Hi! A bit of a beginner question here. I’m working through some examples in Statistical Rethinking and I am having trouble understanding what is happening differently when using the BetaBinomial distribution directly vs. parameterizing a Binomial distribution with a beta distribution. The example is the admissions data with gender from chapter 12 (Mixture models) and the notebook I worked from is here.
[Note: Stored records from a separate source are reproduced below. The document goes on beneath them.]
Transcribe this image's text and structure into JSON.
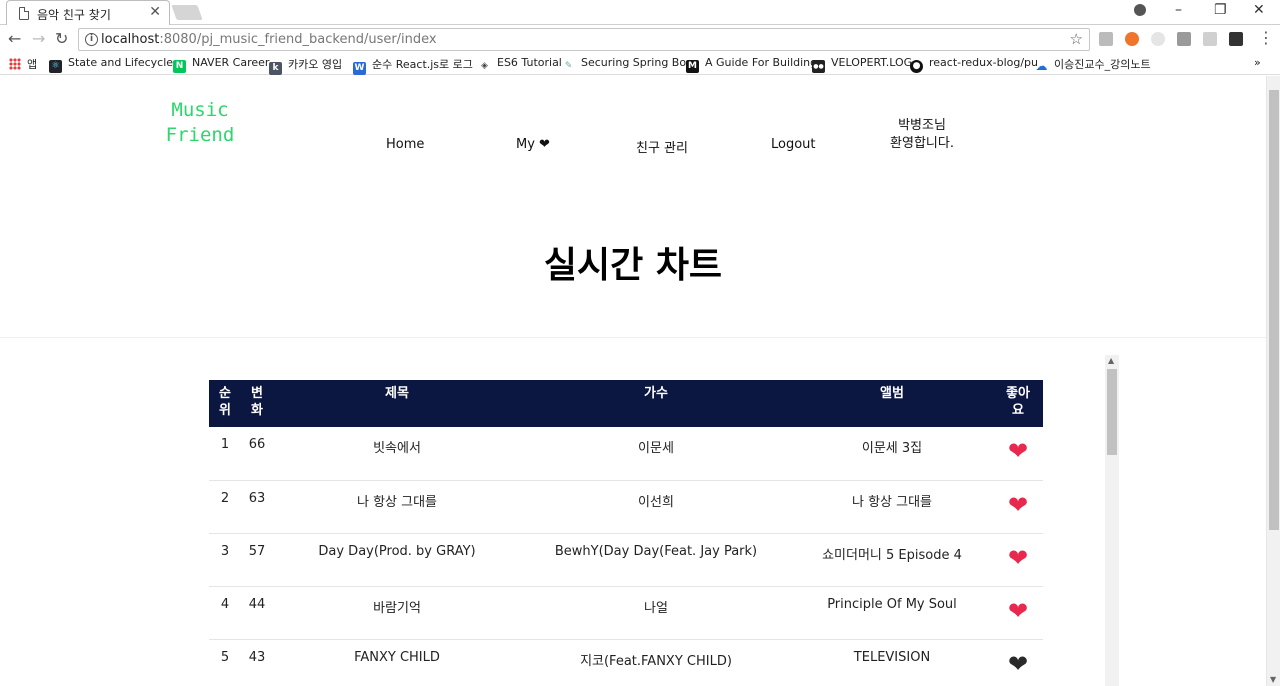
{
  "browser": {
    "tab_title": "음악 친구 찾기",
    "url_host": "localhost",
    "url_rest": ":8080/pj_music_friend_backend/user/index",
    "bookmarks": [
      {
        "label": "앱"
      },
      {
        "label": "State and Lifecycle -"
      },
      {
        "label": "NAVER Career"
      },
      {
        "label": "카카오 영입"
      },
      {
        "label": "순수 React.js로 로그"
      },
      {
        "label": "ES6 Tutorial"
      },
      {
        "label": "Securing Spring Boo"
      },
      {
        "label": "A Guide For Building"
      },
      {
        "label": "VELOPERT.LOG"
      },
      {
        "label": "react-redux-blog/pu"
      },
      {
        "label": "이승진교수_강의노트"
      }
    ],
    "more_bookmarks": "»"
  },
  "header": {
    "logo_line1": "Music",
    "logo_line2": "Friend",
    "nav": {
      "home": "Home",
      "my": "My ❤",
      "friends": "친구 관리",
      "logout": "Logout"
    },
    "welcome_line1": "박병조님",
    "welcome_line2": "환영합니다."
  },
  "page_title": "실시간 차트",
  "table": {
    "headers": {
      "rank": [
        "순",
        "위"
      ],
      "change": [
        "변",
        "화"
      ],
      "title": "제목",
      "artist": "가수",
      "album": "앨범",
      "like": [
        "좋아",
        "요"
      ]
    },
    "rows": [
      {
        "rank": "1",
        "change": "66",
        "title": "빗속에서",
        "artist": "이문세",
        "album": "이문세 3집",
        "liked": true
      },
      {
        "rank": "2",
        "change": "63",
        "title": "나 항상 그대를",
        "artist": "이선희",
        "album": "나 항상 그대를",
        "liked": true
      },
      {
        "rank": "3",
        "change": "57",
        "title": "Day Day(Prod. by GRAY)",
        "artist": "BewhY(Day Day(Feat. Jay Park)",
        "album": "쇼미더머니 5 Episode 4",
        "liked": true
      },
      {
        "rank": "4",
        "change": "44",
        "title": "바람기억",
        "artist": "나얼",
        "album": "Principle Of My Soul",
        "liked": true
      },
      {
        "rank": "5",
        "change": "43",
        "title": "FANXY CHILD",
        "artist": "지코(Feat.FANXY CHILD)",
        "album": "TELEVISION",
        "liked": false
      }
    ]
  },
  "colors": {
    "header_bg": "#0b1740",
    "logo": "#2bd86a",
    "liked": "#e8284d",
    "unliked": "#2a2a2a"
  }
}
The original version with BetaBinomial is this:

```
# Code 12.2
UCBadmit = pd.read_csv("../data/UCBadmit.csv", sep=";")
d = UCBadmit
d["gid"] = (d["applicant.gender"] != "male").astype(int)
dat = dict(A=d.admit.values, N=d.applications.values, gid=d.gid.values)
def model(gid, N, A=None):
a = numpyro.sample("a", dist.Normal(0, 1.5).expand([2]))
phi = numpyro.sample("phi", dist.Exponential(1))
theta = numpyro.deterministic("theta", phi + 2)
pbar = expit(a[gid])
numpyro.sample("A", dist.BetaBinomial(pbar * theta, (1 - pbar) * theta, total_count=N), obs=A)
m12_1 = MCMC(NUTS(model), num_warmup=500, num_samples=500, num_chains=4)
m12_1.run(random.PRNGKey(0), **dat)
```

I wanted to see what would happen when breaking it down into Beta + Binomial; the only thing that changed was the last two lines of the model where I added the `p`

and then used the Binomial directly.

```
dat = dict(A=d.admit.values, N=d.applications.values, gid=d.gid.values)
def model_1a(gid, N, A=None):
a = numpyro.sample("a", dist.Normal(0, 1.5).expand([2]))
phi = numpyro.sample("phi", dist.Exponential(1))
theta = numpyro.deterministic("theta", phi + 2)
pbar = expit(a[gid])
p = numpyro.sample("p", dist.Beta(pbar * theta, (1 - pbar) * theta))
numpyro.sample("A", dist.Binomial(total_count=N, probs=p), obs=A)
m12_1a = MCMC(NUTS(model_1a), num_warmup=500, num_samples=500, num_chains=4)
m12_1a.run(random.PRNGKey(0), **dat)
```

The `print_summary`

results are pretty close to the same for both models (though there’s now values for `p`

in the second).

```
# Code 12.3 - original verison
post = m12_1.get_samples()
post["theta"] = Predictive(m12_1.sampler.model, post)(random.PRNGKey(1), **dat)["theta"]
post["da"] = post["a"][:, 0] - post["a"][:, 1]
print_summary(post, 0.89, False)
# Updated version with beta + binomial
post_1a = m12_1a.get_samples()
post_1a["theta"] = Predictive(m12_1a.sampler.model, post_1a)(random.PRNGKey(1), **dat)["theta"]
post_1a["da"] = post_1a["a"][:, 0] - post_1a["a"][:, 1]
print_summary(post_1a, 0.89, False)
```

However, when doing the posterior predictive checks, the second model essentially predicts the empirical data:

Code for above:

```
# Code 12.5
post = m12_1a.get_samples()
admit_pred = Predictive(m12_1a.sampler.model, post_1a)(
random.PRNGKey(1), gid=dat["gid"], N=dat["N"]
)["A"]
admit_rate = admit_pred / dat["N"]
plt.scatter(range(1, 13), dat["A"] / dat["N"])
plt.errorbar(
range(1, 13),
jnp.mean(admit_rate, 0),
jnp.std(admit_rate, 0) / 2,
fmt="o",
c="k",
mfc="none",
ms=7,
elinewidth=1,
)
plt.plot(range(1, 13), jnp.percentile(admit_rate, 5.5, 0), "k+")
plt.plot(range(1, 13), jnp.percentile(admit_rate, 94.5, 0), "k+")
plt.show()
```

For reference, here’s the first model (code 12.5):

I peeked under the hood of the code for BetaBinomial and it appears to be creating a Beta distribution and sampling from it, then feeding those probs to a Binomial distribution - in other words it seems like it is doing the same thing I thought I was doing by splitting it apart.

Can anyone help me understand why there’s difference in the predicted values in this case? I think the results of the Beta + Binomial make more sense to me than the BetaBinomial, but I’m not sure how to interrogate the results to spot why it is different. Is there some kind of pooling effect happening with BetaBinomial?

Thanks, and sorry for the long post!